I wanted to respond to Mr. Emerson Lynn’s editorial “Auditor's ego threatens progress on state's all-payer model health care experiment” (February 5, 2021), concerning the lawsuit by our state auditor against OneCare over its salary problems. First, and for the record, I am on the advisory committee of the Green Mountain Care Board and have been since its inception.  

I do agree with our state auditor. OneCare’s salary levels are insane. They have instituted another bloated bureaucracy with a budget of $1.4 billion. Some $16 million of this, of our money, goes to salaries and other administrative expenses. Yet our runaway costs keep rising just like before OneCare entered the fray, with little measurable difference in our health care.  
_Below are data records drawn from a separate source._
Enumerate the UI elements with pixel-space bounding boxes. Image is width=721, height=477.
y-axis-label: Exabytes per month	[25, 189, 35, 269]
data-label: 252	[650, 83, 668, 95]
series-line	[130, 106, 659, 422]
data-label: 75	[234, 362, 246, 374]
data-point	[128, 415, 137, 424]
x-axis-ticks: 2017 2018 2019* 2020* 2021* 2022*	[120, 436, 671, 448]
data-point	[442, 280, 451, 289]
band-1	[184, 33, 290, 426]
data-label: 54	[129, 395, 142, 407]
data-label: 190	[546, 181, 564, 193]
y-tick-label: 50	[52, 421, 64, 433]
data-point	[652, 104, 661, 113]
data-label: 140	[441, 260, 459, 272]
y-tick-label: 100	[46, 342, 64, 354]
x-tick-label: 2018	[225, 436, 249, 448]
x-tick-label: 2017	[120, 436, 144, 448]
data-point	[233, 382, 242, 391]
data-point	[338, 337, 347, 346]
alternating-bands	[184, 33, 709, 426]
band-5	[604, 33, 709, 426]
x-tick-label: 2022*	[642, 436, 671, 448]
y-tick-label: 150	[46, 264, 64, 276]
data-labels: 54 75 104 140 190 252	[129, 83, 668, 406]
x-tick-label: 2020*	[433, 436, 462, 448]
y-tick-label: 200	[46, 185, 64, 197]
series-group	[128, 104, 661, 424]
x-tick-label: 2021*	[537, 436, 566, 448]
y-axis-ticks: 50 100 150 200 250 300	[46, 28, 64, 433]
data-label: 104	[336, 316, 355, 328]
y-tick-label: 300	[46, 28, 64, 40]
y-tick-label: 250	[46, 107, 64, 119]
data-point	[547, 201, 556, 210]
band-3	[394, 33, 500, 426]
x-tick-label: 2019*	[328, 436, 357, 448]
My focus here, however, is not the lawsuit, but Mr. Lynn’s statement “The irony is that OneCare is as close to a single-payer system as one can get.” That is not even remotely true. OneCare does nothing for the uninsured or the underinsured--those burdened by what we term as “cost-sharing,” a handy euphemism for insurers foisting costs onto us to preserve acceptable medical loss ratios. It adds complexity to an already complex system, and imposes yet more administrative costs on a system already overburdened with them.

Single-payer, on the other hand, provides health care for all the currently uninsured and greatly reduces the burden of “cost-sharing” for the underinsured. It simplifies the Byzantine structure of our current health care system, which would greatly reduce administrative costs. It pulls everyone in and leaves no one out. It does not treat our lives as a condition of employment, of age or income eligibility, or of metal plans. Under single-payer, health care is not a commodity; it is a right of all citizens, a public good. While some single-payer systems operate on a per capita basis like OneCare, many work with the ancient fee-for-service and still produce far lower costs with everyone covered from cradle-to-grave, which is more than OneCare will ever do with its value-based structure.  

It was tragic that former governor Shumlin ditched single-payer for OneCare to save his political life after his near defeat in 2014. Vermont is still paying an awful price for that surrender.